So, Augie, you can safely go on ridiculing (justly) Farmers and Einstein Bagels, and, indeed, maybe, in time, esurance, too, but I think you’re totally missing the bigger point here: Some marketers actually have a true Digital Portfolio and a real strategy behind it. Does esurance have that? I’d prefer at this early stage not to caustically and casually dismiss that possibility.
Or maybe I’m just hopeful....

Augie Ray said...

Thanks for the comment, Ken. No, I don't take any offense to your thoughtful comments. If I pulled out the Howitzers, it's because Esurance is such a visible (and now lauded) example of crappy social media marketing. I've been writing, analyzing, consulting and speaking for years, and people STILL get excited about dumb metrics from a dumb campaign with dumb outcomes. It gets me frustrated and makes me ashamed of my profession (and those emotions will bring a thorough and impassioned response from me.)

I love your example of the Game of Life, and I think this is something on which we can agree. My gripe is that big dollar awards don't draw people interested in something important--they draw anyone--but the closer you can tie the reward to your actual product or brand promise, the more impactful the program. I am not against small sweeps or contests that tie closely to the brand promise but against idiotic "Win $1.5 million" programs that have no chance of attracting prospects or building the top of the funnel. I appreciate you offering the example (and forcing me to talk in less broad strokes.)

As for if they have a strategy, I don't see it. And I don't mean that I am not privy to it, I mean as a person who has lived and breathed social, understands Twitter, and has interviewed hundreds of professionals in the space, I do not see how this program can possibly do anything but earn Esurance headlines. (If only headlines paid the bills.)

Twitter followers aren't leads--far from them. Esurance has already lost 1/5 of the followers they earned. As for the rest, do you think people are INTERESTED in Esurance's tweets? Are they even SEEING them?
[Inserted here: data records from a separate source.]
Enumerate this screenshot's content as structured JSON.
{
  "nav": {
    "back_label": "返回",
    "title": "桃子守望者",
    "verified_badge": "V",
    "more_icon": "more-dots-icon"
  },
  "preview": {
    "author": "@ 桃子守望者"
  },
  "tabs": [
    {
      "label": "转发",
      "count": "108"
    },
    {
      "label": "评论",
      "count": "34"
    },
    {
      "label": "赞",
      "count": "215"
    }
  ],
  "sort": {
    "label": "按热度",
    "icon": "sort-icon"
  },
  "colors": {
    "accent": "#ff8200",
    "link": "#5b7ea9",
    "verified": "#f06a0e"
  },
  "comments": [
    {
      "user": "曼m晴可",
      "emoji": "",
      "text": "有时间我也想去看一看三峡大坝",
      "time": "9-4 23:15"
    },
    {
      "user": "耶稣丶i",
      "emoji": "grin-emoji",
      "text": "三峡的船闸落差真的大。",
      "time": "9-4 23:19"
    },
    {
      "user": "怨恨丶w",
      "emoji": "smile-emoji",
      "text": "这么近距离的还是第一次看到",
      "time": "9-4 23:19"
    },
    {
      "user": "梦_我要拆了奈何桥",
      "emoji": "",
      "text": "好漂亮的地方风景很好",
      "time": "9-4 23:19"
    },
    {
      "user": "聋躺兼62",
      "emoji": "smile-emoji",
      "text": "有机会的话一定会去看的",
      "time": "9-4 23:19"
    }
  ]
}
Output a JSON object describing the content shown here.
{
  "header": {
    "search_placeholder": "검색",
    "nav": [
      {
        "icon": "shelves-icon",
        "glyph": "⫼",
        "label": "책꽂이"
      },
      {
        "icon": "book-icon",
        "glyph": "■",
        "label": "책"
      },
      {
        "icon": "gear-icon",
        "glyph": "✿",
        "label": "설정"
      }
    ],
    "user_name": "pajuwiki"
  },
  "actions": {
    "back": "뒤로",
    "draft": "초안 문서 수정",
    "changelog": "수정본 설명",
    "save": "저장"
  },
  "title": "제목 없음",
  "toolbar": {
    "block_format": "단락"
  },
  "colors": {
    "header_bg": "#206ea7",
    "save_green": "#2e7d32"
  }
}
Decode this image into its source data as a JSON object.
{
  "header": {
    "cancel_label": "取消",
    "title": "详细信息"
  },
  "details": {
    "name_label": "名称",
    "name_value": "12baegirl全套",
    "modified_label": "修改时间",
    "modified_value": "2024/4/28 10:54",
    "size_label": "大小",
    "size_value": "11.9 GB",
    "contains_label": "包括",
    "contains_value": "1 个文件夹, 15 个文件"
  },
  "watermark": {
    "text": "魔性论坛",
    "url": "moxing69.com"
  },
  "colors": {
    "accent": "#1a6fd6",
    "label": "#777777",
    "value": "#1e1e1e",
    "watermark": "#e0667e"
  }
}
How many brands have amassed millions of fans and failed anyway? (Blackberry has 3.9M followers--they must really be racking up the growth and profits, right?)

This program gets me angry, because we should be celebrating the way brands build real relationships, not crowing when one buys a bunch of useless fans with an idiotic sweepstakes. It does make my blood boil--we've been in the social era for five or six years now, and it is long past time to celebrate the meaningless.